Sometimes you see someone so special that it literally takes your breath away.

Someone so brilliant and emotionally intelligent that their words stop you in their tracks and you are left changed by the experience.

That’s how I felt when I heard Bryan Stevenson speak recently at the annual meeting of Leadership Florida in Orlando.

Stevenson is the founder of the Equal Justice Initiative which is the subject of a new HBO documentary.

His work focuses on race and criminal justice reform and how we can inch our way toward a more perfect union.

We live in a society in which 1 in 3 African American males and 1 in 6 Latino men will end up incarcerated; a disturbing statistic that we somehow seem to accept. As if those lives are disposable. As if our nation can afford to throw these people away.

Stevenson wants us to chafe at these statistics.

It’s not that he wants us to feel bad or guilty.

In fact, he wants us to heal and feels that the only path to healing is facing what ails us as Americans.

Stevenson is a founder of the only museum dedicated to the history of lynching in America. It’s located in Montgomery, Alabama.

In fact, he was in Orlando to dedicate a marker at the site of a lynching in that city right here in our state.

By putting the issues front and center, Stevenson is hoping to spark a dialogue and a process that will ultimately lead to the airing of truths and a national reconciliation.

He fears what will happen to us if we don’t discuss these painful issues—slavery, bigotry, racism, violence. He believes it is keeping us apart.

Regardless of how you feel, it’s hard to deny that we have a racial divide in this country and in our own community.
Delray has a fraught relationship with race—Swinton has been a dividing line, we wrestle with issues of equity, trust, inequality and how to communicate.
I see it every day in Delray.

I feel it too.
I know I am not alone.

But I also know that many people  don’t feel the tension or have no interest in engaging.

But those who care about making a lasting difference should care. Because the divide holds us back and we are forever at risk of volatility if we ignore or pretend that these issues aren’t real or don’t exist. We will never reach our potential until we face up to what separates us.
So what we can do?

Stevenson suggests that we put ourselves where we typically refuse to venture.

The best part of Stevenson’s powerful message was his plea for people, especially those who seek to lead to get “proximate” to the issues in their communities.

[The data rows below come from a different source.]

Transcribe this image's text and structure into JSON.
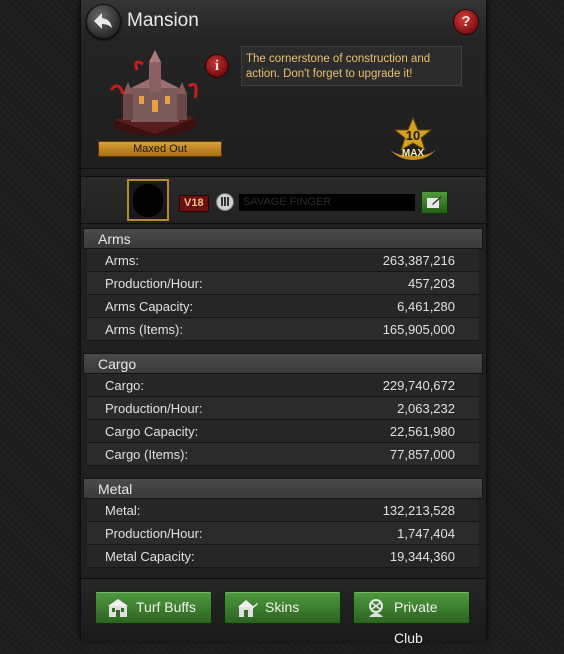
{
  "header": {
    "title": "Mansion",
    "help_label": "?"
  },
  "building": {
    "maxed_label": "Maxed Out",
    "info_label": "i",
    "description": "The cornerstone of construction and action. Don't forget to upgrade it!",
    "level": "10",
    "level_tag": "MAX"
  },
  "player": {
    "vip": "V18",
    "name": "SAVAGE FINGER"
  },
  "sections": {
    "arms": {
      "title": "Arms",
      "rows": [
        {
          "label": "Arms:",
          "value": "263,387,216"
        },
        {
          "label": "Production/Hour:",
          "value": "457,203"
        },
        {
          "label": "Arms Capacity:",
          "value": "6,461,280"
        },
        {
          "label": "Arms (Items):",
          "value": "165,905,000"
        }
      ]
    },
    "cargo": {
      "title": "Cargo",
      "rows": [
        {
          "label": "Cargo:",
          "value": "229,740,672"
        },
        {
          "label": "Production/Hour:",
          "value": "2,063,232"
        },
        {
          "label": "Cargo Capacity:",
          "value": "22,561,980"
        },
        {
          "label": "Cargo (Items):",
          "value": "77,857,000"
        }
      ]
    },
    "metal": {
      "title": "Metal",
      "rows": [
        {
          "label": "Metal:",
          "value": "132,213,528"
        },
        {
          "label": "Production/Hour:",
          "value": "1,747,404"
        },
        {
          "label": "Metal Capacity:",
          "value": "19,344,360"
        }
      ]
    }
  },
  "bottom": {
    "turf_buffs": "Turf Buffs",
    "skins": "Skins",
    "private_club": "Private Club"
  },
  "colors": {
    "accent_gold": "#e8c070",
    "button_green": "#3f8a30",
    "badge_red": "#8a1414"
  }
}
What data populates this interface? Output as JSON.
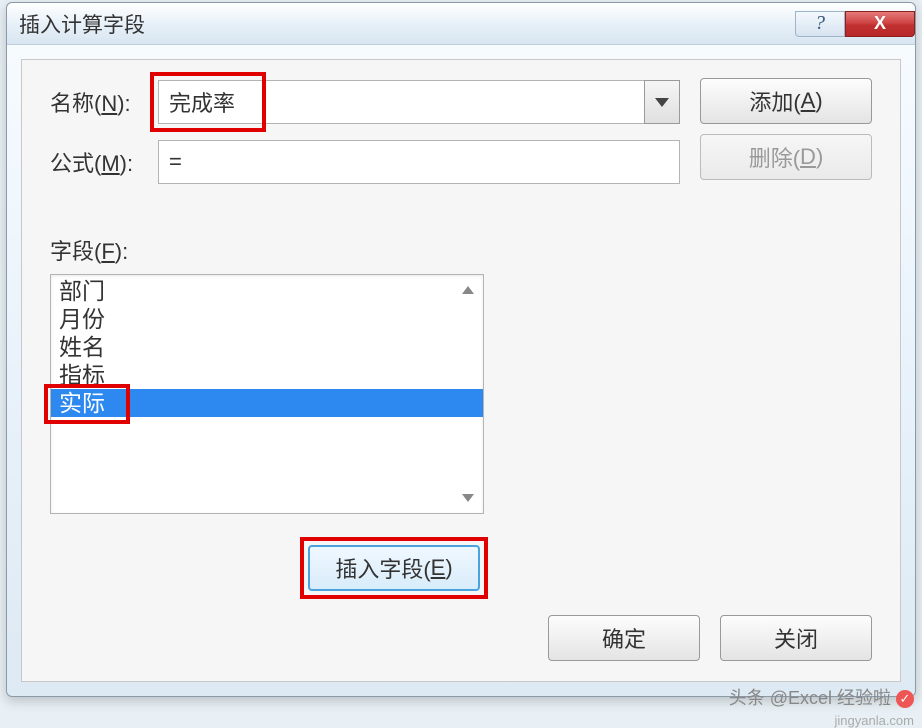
{
  "title": "插入计算字段",
  "titlebar": {
    "help_label": "?",
    "close_label": "X"
  },
  "labels": {
    "name": "名称(",
    "name_u": "N",
    "name_end": "):",
    "formula": "公式(",
    "formula_u": "M",
    "formula_end": "):",
    "fields": "字段(",
    "fields_u": "F",
    "fields_end": "):"
  },
  "inputs": {
    "name_value": "完成率",
    "formula_value": "="
  },
  "buttons": {
    "add": "添加(",
    "add_u": "A",
    "add_end": ")",
    "delete": "删除(",
    "delete_u": "D",
    "delete_end": ")",
    "insert": "插入字段(",
    "insert_u": "E",
    "insert_end": ")",
    "ok": "确定",
    "close": "关闭"
  },
  "field_list": {
    "items": [
      "部门",
      "月份",
      "姓名",
      "指标",
      "实际"
    ],
    "selected_index": 4
  },
  "watermark": {
    "text": "头条 @Excel 经验啦",
    "site": "jingyanla.com"
  }
}
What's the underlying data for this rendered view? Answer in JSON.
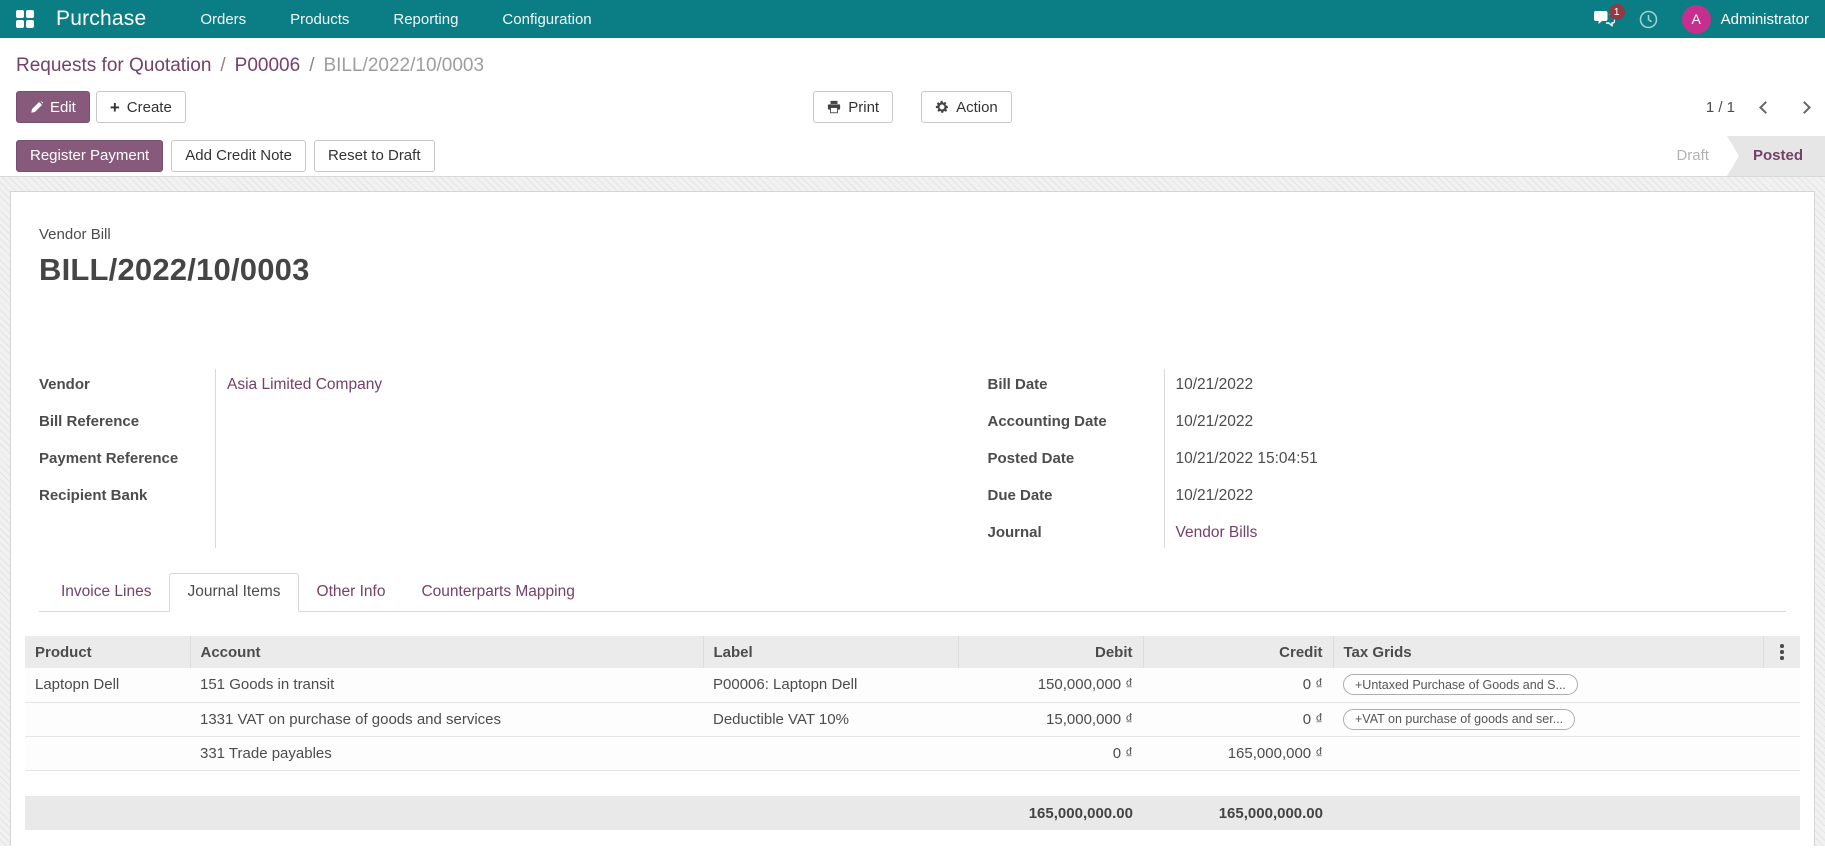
{
  "navbar": {
    "app_name": "Purchase",
    "menus": [
      {
        "label": "Orders"
      },
      {
        "label": "Products"
      },
      {
        "label": "Reporting"
      },
      {
        "label": "Configuration"
      }
    ],
    "message_badge": "1",
    "user_name": "Administrator",
    "avatar_initial": "A"
  },
  "breadcrumb": {
    "links": [
      {
        "label": "Requests for Quotation"
      },
      {
        "label": "P00006"
      }
    ],
    "separator": "/",
    "current": "BILL/2022/10/0003"
  },
  "control_panel": {
    "edit_label": "Edit",
    "create_label": "Create",
    "print_label": "Print",
    "action_label": "Action",
    "pager_value": "1 / 1"
  },
  "statusbar": {
    "buttons": [
      {
        "label": "Register Payment"
      },
      {
        "label": "Add Credit Note"
      },
      {
        "label": "Reset to Draft"
      }
    ],
    "states": {
      "draft": "Draft",
      "posted": "Posted"
    }
  },
  "document": {
    "type_label": "Vendor Bill",
    "title": "BILL/2022/10/0003",
    "fields_left": [
      {
        "label": "Vendor",
        "value": "Asia Limited Company"
      },
      {
        "label": "Bill Reference",
        "value": ""
      },
      {
        "label": "Payment Reference",
        "value": ""
      },
      {
        "label": "Recipient Bank",
        "value": ""
      }
    ],
    "fields_right": [
      {
        "label": "Bill Date",
        "value": "10/21/2022"
      },
      {
        "label": "Accounting Date",
        "value": "10/21/2022"
      },
      {
        "label": "Posted Date",
        "value": "10/21/2022 15:04:51"
      },
      {
        "label": "Due Date",
        "value": "10/21/2022"
      },
      {
        "label": "Journal",
        "value": "Vendor Bills"
      }
    ]
  },
  "tabs": [
    {
      "label": "Invoice Lines"
    },
    {
      "label": "Journal Items"
    },
    {
      "label": "Other Info"
    },
    {
      "label": "Counterparts Mapping"
    }
  ],
  "journal_items": {
    "columns": [
      "Product",
      "Account",
      "Label",
      "Debit",
      "Credit",
      "Tax Grids"
    ],
    "rows": [
      {
        "product": "Laptopn Dell",
        "account": "151 Goods in transit",
        "label": "P00006: Laptopn Dell",
        "debit": "150,000,000 ₫",
        "credit": "0 ₫",
        "tax_grid": "+Untaxed Purchase of Goods and S..."
      },
      {
        "product": "",
        "account": "1331 VAT on purchase of goods and services",
        "label": "Deductible VAT 10%",
        "debit": "15,000,000 ₫",
        "credit": "0 ₫",
        "tax_grid": "+VAT on purchase of goods and ser..."
      },
      {
        "product": "",
        "account": "331 Trade payables",
        "label": "",
        "debit": "0 ₫",
        "credit": "165,000,000 ₫",
        "tax_grid": ""
      }
    ],
    "totals": {
      "debit": "165,000,000.00",
      "credit": "165,000,000.00"
    }
  }
}
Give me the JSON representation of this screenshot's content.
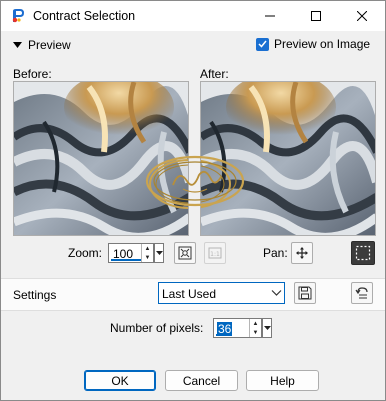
{
  "window": {
    "title": "Contract Selection"
  },
  "preview": {
    "toggle_label": "Preview",
    "preview_on_image_label": "Preview on Image",
    "preview_on_image_checked": true
  },
  "panes": {
    "before_label": "Before:",
    "after_label": "After:"
  },
  "zoom": {
    "label": "Zoom:",
    "value": "100"
  },
  "pan": {
    "label": "Pan:"
  },
  "settings": {
    "label": "Settings",
    "preset_value": "Last Used"
  },
  "number_of_pixels": {
    "label": "Number of pixels:",
    "value": "36"
  },
  "buttons": {
    "ok": "OK",
    "cancel": "Cancel",
    "help": "Help"
  },
  "colors": {
    "accent": "#0067c0",
    "checkbox": "#1a6fd1",
    "background": "#f0f0f0"
  }
}
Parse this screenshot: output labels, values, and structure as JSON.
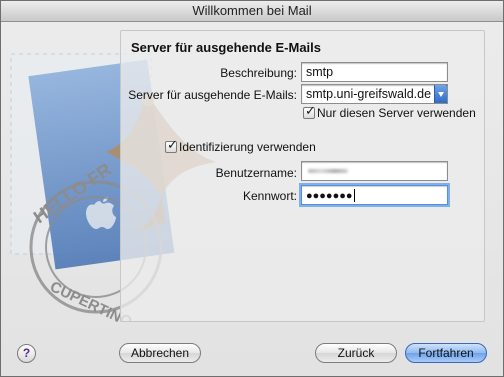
{
  "window": {
    "title": "Willkommen bei Mail"
  },
  "stamp": {
    "text_top": "HELLO FR",
    "text_bottom": "CUPERTINO CA"
  },
  "form": {
    "heading": "Server für ausgehende E-Mails",
    "description_label": "Beschreibung:",
    "description_value": "smtp",
    "server_label": "Server für ausgehende E-Mails:",
    "server_value": "smtp.uni-greifswald.de",
    "only_this_server_label": "Nur diesen Server verwenden",
    "only_this_server_checked": true,
    "auth_label": "Identifizierung verwenden",
    "auth_checked": true,
    "username_label": "Benutzername:",
    "password_label": "Kennwort:",
    "password_value": "●●●●●●●"
  },
  "buttons": {
    "help": "?",
    "cancel": "Abbrechen",
    "back": "Zurück",
    "continue": "Fortfahren"
  }
}
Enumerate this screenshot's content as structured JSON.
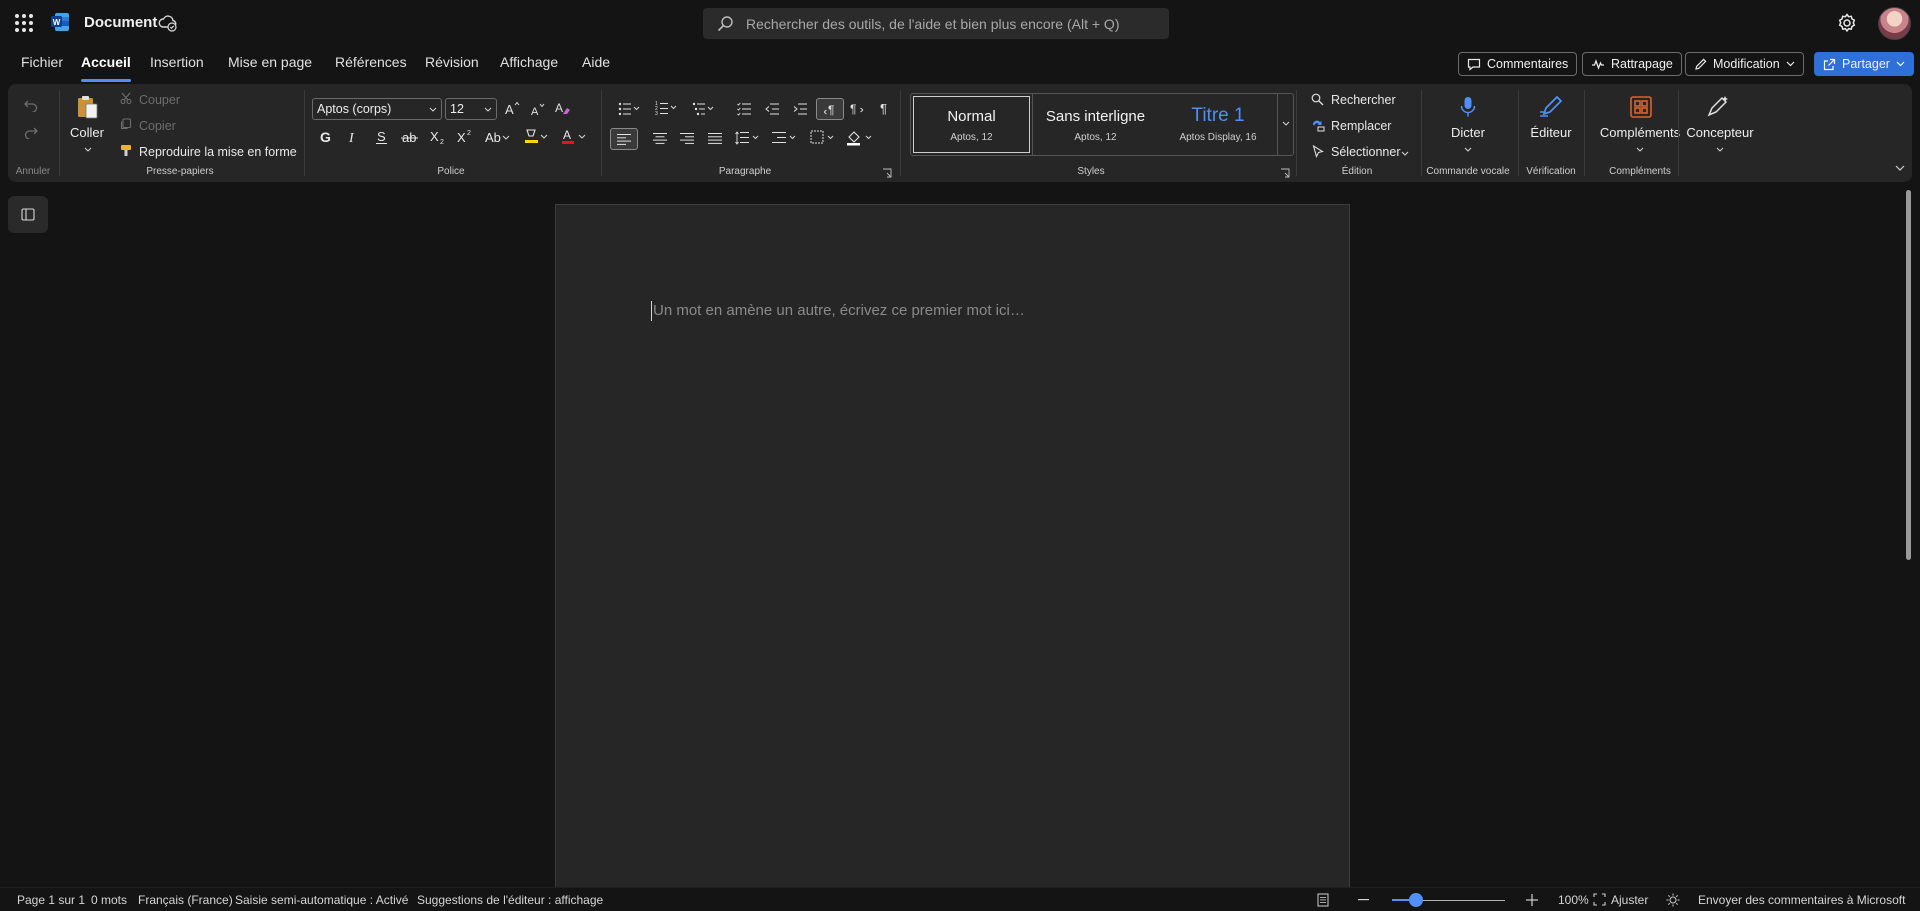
{
  "titlebar": {
    "doc_name": "Document",
    "search_placeholder": "Rechercher des outils, de l'aide et bien plus encore (Alt + Q)"
  },
  "tabs": [
    "Fichier",
    "Accueil",
    "Insertion",
    "Mise en page",
    "Références",
    "Révision",
    "Affichage",
    "Aide"
  ],
  "active_tab": "Accueil",
  "top_buttons": {
    "comments": "Commentaires",
    "catchup": "Rattrapage",
    "mode": "Modification",
    "share": "Partager"
  },
  "ribbon": {
    "undo_group": "Annuler",
    "clipboard": {
      "group": "Presse-papiers",
      "paste": "Coller",
      "cut": "Couper",
      "copy": "Copier",
      "format_painter": "Reproduire la mise en forme"
    },
    "font": {
      "group": "Police",
      "font_name": "Aptos (corps)",
      "font_size": "12",
      "font_color": "#e81123",
      "highlight_color": "#ffd700"
    },
    "paragraph": {
      "group": "Paragraphe"
    },
    "styles": {
      "group": "Styles",
      "items": [
        {
          "name": "Normal",
          "sub": "Aptos, 12"
        },
        {
          "name": "Sans interligne",
          "sub": "Aptos, 12"
        },
        {
          "name": "Titre 1",
          "sub": "Aptos Display, 16"
        }
      ],
      "title_color": "#4f8ff7"
    },
    "editing": {
      "group": "Édition",
      "find": "Rechercher",
      "replace": "Remplacer",
      "select": "Sélectionner"
    },
    "voice": {
      "group": "Commande vocale",
      "dictate": "Dicter"
    },
    "proofing": {
      "group": "Vérification",
      "editor": "Éditeur"
    },
    "addins": {
      "group": "Compléments",
      "label": "Compléments"
    },
    "designer": {
      "label": "Concepteur"
    }
  },
  "document": {
    "placeholder": "Un mot en amène un autre, écrivez ce premier mot ici…"
  },
  "status": {
    "page": "Page 1 sur 1",
    "words": "0 mots",
    "language": "Français (France)",
    "autocomplete": "Saisie semi-automatique : Activé",
    "editor_suggestions": "Suggestions de l'éditeur : affichage",
    "zoom": "100%",
    "fit": "Ajuster",
    "feedback": "Envoyer des commentaires à Microsoft"
  },
  "accent": "#4f8ff7"
}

Stevenson urges all of us to get close to the issues and get to know the most troubled parts of our community.

Proximity enables us to understand, empathize and eventually help.

Distance keeps us apart and does not allow for solutions to take root. It may even be wasteful since often we will prescribe the wrong solutions to community problems because we haven’t taken the time to get close to the suffering.

It may seem easier to turn away, but it’s not says Stevenson. The price we pay is too high—estrangement, anger, violence, division and a host of other ills.

As I watched Stevenson mesmerize a large crowd of experienced leaders, I couldn’t help but think that this is the kind of leadership we are missing in our cities and  inour country.
We need leaders who share, empathize and truly care to get close enough to understand, grow and evolve.

It takes an investment of time and heart. It takes a willingness to set aside preconceptions and open ourselves to possibilities and healing.
This not us versus them politics designed to keep us angry and apart. This is true inclusiveness, idealistic and human. It summons our better angels.

We can choose to remain angry, divided and sure of our positions from the safety of our couches and echo chambers or we can be “proximate” and learn to love thy neighbor.

It’s a simple choice. And an obvious one.